Repo for my PyCon Colombia 2024 talk called Embeddings is all you need: Artificial Intelligence for text, audio and images. See all the info about the event, clic here
Currently working on it! 🎯⚒️⚙️💡
At their core, embeddings are a way to represent words, phrases, or even entire documents as vectors of real numbers in a continuous vector space. This representation captures the semantic meaning of the text, allowing similar words to have similar representations. Popular techniques to create embeddings include Word2Vec, GloVe (Global Vectors for Word Representation), and more recently, contextual embeddings like those from deep neural networks.
In this repo and talk we are going to explore how to use them to develop applications based on AI with the following 3 uses cases.
This implementation is based on RAG (Retrieval Augmented Generation) architechture which uses LLMs, Embeddings, Vector Databases and Prompt Engineering to build a Chatbot for the PyCon Colombia 2024 as next:
This implementation is a version on Reverse Image Search.

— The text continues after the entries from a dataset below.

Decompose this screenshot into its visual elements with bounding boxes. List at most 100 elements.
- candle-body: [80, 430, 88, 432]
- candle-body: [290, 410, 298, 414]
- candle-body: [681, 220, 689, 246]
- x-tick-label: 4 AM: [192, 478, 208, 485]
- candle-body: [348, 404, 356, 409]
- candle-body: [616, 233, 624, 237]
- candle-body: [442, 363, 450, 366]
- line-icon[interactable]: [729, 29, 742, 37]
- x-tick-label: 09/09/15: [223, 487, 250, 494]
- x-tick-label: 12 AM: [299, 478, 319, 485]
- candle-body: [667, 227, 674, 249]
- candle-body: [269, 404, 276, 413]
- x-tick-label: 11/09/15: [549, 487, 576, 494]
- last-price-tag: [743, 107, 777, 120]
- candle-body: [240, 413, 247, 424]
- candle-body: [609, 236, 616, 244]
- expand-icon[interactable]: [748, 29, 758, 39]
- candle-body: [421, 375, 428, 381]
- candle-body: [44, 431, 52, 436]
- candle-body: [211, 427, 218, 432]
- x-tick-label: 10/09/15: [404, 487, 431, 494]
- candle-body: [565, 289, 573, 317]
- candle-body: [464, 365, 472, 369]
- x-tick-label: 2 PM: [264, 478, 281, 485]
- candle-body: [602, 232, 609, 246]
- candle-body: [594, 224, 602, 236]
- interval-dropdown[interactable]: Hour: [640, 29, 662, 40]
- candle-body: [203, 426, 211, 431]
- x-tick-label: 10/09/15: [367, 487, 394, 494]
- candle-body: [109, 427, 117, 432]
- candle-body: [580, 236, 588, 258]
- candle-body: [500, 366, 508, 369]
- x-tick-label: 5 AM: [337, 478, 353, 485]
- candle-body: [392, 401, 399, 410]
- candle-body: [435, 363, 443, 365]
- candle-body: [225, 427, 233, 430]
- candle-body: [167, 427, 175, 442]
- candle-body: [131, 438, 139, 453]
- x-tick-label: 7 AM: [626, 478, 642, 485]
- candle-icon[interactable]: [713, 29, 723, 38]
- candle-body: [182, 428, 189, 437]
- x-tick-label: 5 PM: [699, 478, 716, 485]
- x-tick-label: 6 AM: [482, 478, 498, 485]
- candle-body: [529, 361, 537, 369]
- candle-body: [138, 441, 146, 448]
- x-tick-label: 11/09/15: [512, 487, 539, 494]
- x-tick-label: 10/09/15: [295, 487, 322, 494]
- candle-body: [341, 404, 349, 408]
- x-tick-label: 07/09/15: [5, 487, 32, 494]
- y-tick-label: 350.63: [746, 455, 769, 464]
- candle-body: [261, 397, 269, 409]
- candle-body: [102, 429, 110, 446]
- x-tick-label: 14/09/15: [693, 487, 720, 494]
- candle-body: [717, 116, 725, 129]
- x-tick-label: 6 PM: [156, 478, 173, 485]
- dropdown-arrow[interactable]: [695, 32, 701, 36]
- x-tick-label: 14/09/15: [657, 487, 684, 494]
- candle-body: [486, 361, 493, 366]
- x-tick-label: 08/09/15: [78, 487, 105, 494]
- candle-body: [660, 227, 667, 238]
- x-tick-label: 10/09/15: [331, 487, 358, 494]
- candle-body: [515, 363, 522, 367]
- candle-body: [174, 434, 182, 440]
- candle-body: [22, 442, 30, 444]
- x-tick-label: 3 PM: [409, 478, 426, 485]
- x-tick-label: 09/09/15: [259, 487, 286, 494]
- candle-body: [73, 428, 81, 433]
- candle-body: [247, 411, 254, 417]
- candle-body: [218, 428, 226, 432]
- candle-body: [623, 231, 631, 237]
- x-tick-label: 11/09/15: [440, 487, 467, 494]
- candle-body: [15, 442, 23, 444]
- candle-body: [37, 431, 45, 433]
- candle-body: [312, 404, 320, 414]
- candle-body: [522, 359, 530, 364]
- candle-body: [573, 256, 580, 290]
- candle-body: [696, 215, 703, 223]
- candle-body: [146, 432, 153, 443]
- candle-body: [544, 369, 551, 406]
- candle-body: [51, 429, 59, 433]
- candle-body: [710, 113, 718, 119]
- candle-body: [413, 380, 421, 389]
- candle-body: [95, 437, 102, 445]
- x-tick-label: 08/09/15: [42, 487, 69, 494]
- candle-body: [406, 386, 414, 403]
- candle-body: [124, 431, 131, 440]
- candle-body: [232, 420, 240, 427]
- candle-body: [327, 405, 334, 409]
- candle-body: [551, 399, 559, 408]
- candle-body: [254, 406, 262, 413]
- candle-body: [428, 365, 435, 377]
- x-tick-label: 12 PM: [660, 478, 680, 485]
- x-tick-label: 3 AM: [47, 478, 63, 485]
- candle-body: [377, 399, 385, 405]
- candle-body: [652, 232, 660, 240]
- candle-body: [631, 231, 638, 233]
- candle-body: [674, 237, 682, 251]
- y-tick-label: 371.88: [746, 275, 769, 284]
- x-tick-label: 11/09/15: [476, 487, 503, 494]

Using ViT (Vision Transformer) models, Embeddings and Vector Databases to can search product into a web fashion store based on a image of a product as input and retrieve the most similar products.
This implementation is based on a Music recommender. Using PANNs (Pretrained Audio Neural Networks) models, Embeddings and Vector Databases to can search and recommend songs similar to your favorites songs. You enter a YouTube URL of a song and it fetch recommendations.